老子在《道德经》第十三章中警醒世人:“宠辱若惊,贵大患若身。何谓宠辱若惊?宠为下,得之若惊,失之若惊,是谓宠辱若惊。何谓贵大患若身?吾所以有大患者,为吾有身,及吾无身,吾有何患?”
这让我想起古代宫闱深处,那些耗尽一生争夺皇帝垂青的女子。今日金杯玉露便是胜,明日冷宫孤灯便是败。她们的一生,像一只永远系于他人之舟的浮标,圣旨是受宠或受辱之间的那份惶恐,不是因为她们不够好,而是因为评判的尺度,从来不在自己手中。

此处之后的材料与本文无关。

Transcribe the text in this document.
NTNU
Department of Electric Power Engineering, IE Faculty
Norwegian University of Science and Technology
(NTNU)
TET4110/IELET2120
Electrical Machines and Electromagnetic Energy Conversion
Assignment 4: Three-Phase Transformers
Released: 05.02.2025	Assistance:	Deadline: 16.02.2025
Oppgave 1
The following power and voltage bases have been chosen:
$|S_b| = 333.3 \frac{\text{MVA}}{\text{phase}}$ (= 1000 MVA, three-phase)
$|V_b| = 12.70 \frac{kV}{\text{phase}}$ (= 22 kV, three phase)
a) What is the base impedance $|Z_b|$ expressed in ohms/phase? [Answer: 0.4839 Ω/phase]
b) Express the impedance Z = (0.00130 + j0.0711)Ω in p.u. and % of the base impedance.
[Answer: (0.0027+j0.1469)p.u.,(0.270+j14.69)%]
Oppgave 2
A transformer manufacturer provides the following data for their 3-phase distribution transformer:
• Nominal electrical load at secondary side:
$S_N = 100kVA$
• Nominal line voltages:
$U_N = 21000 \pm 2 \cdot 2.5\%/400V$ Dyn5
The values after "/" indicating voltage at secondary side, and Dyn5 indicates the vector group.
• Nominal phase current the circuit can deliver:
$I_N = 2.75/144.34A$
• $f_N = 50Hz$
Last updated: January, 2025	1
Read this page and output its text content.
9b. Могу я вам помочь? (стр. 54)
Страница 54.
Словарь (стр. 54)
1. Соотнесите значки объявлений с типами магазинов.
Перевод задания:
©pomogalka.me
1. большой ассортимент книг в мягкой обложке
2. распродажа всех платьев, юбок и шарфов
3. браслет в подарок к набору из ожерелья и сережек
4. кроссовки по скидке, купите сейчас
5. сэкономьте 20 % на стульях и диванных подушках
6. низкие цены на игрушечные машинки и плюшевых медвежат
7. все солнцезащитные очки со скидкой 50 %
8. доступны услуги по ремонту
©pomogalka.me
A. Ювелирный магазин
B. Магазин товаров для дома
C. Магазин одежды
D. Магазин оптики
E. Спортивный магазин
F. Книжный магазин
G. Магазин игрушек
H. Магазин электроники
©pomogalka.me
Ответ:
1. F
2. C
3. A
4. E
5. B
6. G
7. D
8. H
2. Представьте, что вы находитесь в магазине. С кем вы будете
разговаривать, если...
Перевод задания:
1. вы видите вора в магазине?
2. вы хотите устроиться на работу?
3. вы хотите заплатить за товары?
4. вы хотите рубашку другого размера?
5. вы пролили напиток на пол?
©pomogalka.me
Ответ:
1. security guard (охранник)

宠与辱看似天壤之别,细细想来,都像风吹过湖面泛起的涟漪,来得快,去得也快,却让湖水久久无法平静。
太在意这些,或许是因为把“我”看得太重了。
“及吾无身,吾有何患?”之所以被外界的声音搅扰,是因为心里始终住着一个在意荣辱、渴望认可、害怕否定的“我”。这个“我”敏感而脆弱,需要不断从外界获取能量来确认自己的存在。
于是掌声来了,“我”便膨胀,嘲笑来了,“我”便刺痛。
可若有一天,这个“我”淡下去了呢?它不再伸手向外索求,也不再因为外界的评判而收缩或膨胀。它只是存在着,像一棵树、一块石头那样,自然地存在着。
那时,宠与辱便只是路过的东西。它们来,它们走,而那个深层的、更本真的自己,不增不减。掌声响起的时候,它或许带来片刻的暖意,但那暖意若成了依赖,便像冬日里借来的火把,一旦撤去,反而更冷。嘲笑袭来的时候,它或许刺痛皮肤,但那痛感若被反复咀嚼,便成了自己给自己戴上的枷锁。说到底,掌声和嘲笑其实都是噪音,来来去去,并不真正属于“我”。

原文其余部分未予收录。